È pubblicato da Orchid Classics il lavoro di Jack Liebeck, che la BBC Symphony Orchestra accompagna sotto la direzione di Andrew Gourlay. Riflettendo sulla Storia e l’esperienza della sua famiglia, Liebeck sceglie l’accostamento dei Concerti per violino e orchestra op. 36 e 77 di Schoenberg e Brahms. Comune la persecuzione: ebreo d’origine, Schoenberg scrisse il Concerto quando lasciò l’Europa, dopo l’ascesa al potere di Hitler nel 1933; Walter Liebeck, il nonno del violinista, nel 1934 fu costretto a fuggire dai nazisti in Sudafrica. Mantenendo un vivo legame con il passato, nell’interpretazione si lega affettivamente, sentitamente al contesto. Pronuncia un discorso della memoria – sull’instabilità e l’intolleranza, che ancora appartengono all’uomo di oggi.
Partecipe della crisi del tempo, Schoenberg compose inoltre nel 1947 Un sopravvissuto di Varsavia op. 46, per voce recitante, coro maschile e orchestra, traendolo dal racconto di un testimone. Lo sterminio in serie; la sua violenza trova il culmine nel momento della conta – quando i tedeschi danno l’ordine di contare il numero di ebrei da inviare nelle camere a gas. L’orchestra si compone di grido e dolore, esprimendo quei sentimenti che essi avevano cercato di cancellare insieme ai loro corpi. La scena, di grande impatto emotivo, è percossa dal frastuono. Il linguaggio dodecafonico descrive nelle dissonanze il terrore; il senso allucinante. Da lui stesso elaborato, rappresenta con l’atonalismo – che negava la distinzione gerarchica tra la tonica e le altre note della scala, ora considerate tutte uguali e di pari importanza – la rifondazione del linguaggio musicale.
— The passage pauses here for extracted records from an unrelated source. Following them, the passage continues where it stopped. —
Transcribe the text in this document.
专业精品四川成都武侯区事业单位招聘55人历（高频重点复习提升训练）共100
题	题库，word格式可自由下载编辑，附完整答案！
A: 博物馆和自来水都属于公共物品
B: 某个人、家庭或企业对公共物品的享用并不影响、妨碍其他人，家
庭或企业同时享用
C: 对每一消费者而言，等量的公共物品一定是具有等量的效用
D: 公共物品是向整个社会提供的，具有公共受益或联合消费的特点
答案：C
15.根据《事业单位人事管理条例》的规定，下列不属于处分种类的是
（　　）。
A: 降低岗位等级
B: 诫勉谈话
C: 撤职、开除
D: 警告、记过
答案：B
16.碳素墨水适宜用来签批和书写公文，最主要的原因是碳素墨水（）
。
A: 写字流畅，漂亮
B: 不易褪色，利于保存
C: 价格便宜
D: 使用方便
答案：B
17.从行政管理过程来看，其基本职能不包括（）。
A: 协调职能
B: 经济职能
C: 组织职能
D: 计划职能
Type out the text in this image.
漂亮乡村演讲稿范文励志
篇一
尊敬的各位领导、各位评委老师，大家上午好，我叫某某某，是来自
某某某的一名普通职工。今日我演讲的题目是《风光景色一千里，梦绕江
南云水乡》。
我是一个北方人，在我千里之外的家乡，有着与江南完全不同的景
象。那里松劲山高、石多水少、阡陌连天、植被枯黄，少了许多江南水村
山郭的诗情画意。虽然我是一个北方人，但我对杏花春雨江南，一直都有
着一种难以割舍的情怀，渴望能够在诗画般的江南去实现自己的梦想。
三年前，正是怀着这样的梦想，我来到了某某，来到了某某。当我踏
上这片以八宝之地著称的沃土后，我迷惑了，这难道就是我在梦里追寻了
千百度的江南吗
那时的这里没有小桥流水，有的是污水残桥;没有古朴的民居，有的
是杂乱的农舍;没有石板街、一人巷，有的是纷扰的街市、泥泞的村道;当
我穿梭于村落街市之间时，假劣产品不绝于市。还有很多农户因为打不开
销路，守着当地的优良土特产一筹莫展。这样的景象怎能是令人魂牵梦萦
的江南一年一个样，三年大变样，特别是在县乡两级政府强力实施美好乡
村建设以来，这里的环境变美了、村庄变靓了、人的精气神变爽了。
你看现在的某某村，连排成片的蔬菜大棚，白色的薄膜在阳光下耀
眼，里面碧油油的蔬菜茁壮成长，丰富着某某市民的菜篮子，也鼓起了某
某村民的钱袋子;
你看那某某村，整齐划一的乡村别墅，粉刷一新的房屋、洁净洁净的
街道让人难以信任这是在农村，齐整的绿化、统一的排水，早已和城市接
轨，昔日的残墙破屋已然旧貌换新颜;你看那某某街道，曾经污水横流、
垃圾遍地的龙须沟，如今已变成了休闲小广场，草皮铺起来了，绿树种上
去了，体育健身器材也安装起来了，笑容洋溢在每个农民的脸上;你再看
Il suo Concerto per violino e orchestra (1934-1936) è pervaso da un ostinato drammatico. In apertura il Poco Allegro, affine al modello formale del tempo classico di sonata. Dal basso il violino sale in un crescendo tragico, mentre l’orchestra lentamente accumula il materiale, lo trascina nel registro grave. Un materiale scuro, che viene continuamente preparato e che incede minaccioso. Come se ci fosse qualcosa sempre sul punto di apparire; e non appare, è solo reboante. Quasi sembra di vederlo, ma poi il suono diviene atono. Si ritira in zone d’ombra imprecisate. Lontane, lungamente ruotando intorno a un’ossessione: fare-disfare, comparire-scomparire, tensione-distensione. Un movimento che attraversa interamente il brano. Il violino stride; siamo appesi al filo che tira, e tira. Nell’Andante grazioso la forma è quella del Lied. Le corde si incrinano; umanissimi scatti. L’orchestra avanza nel nero. Al di sotto, carica la tensione e spinge verso il Finale Allegro. Il terzo movimento è percorso da una frenesia ritmica di carattere marziale. Sviluppa progressivamente l’elemento drammatico. Schianti espressivi, che vedono insieme il solista e gli strumenti orchestrali, concludono il brano.
Scandito da una tensione differente l’Allegro non troppo d’inizio del Concerto in re maggiore op. 77: sembrerebbe aprire alla luce, dopo il buio dell’op. 36. Solennità orchestrale di stampo sinfonico, che equilibratamente si lega all’intimismo del violino. L’intonazione cromatica taglia con decisione le ultime ombre nel finale. Senza peso segue l’Adagio, che dal piano disegna un movimento sinusoidale. Ancora resiste l’idea – rappresentata dall’orchestra – che qualcosa avanzi; stavolta risolta nella chiarezza. L’Allegro giocoso ma non troppo vivace è il terzo conclusivo, che si snoda in note ritmate. La luce conquistata, la possibilità del ribaltamento dell’instabile.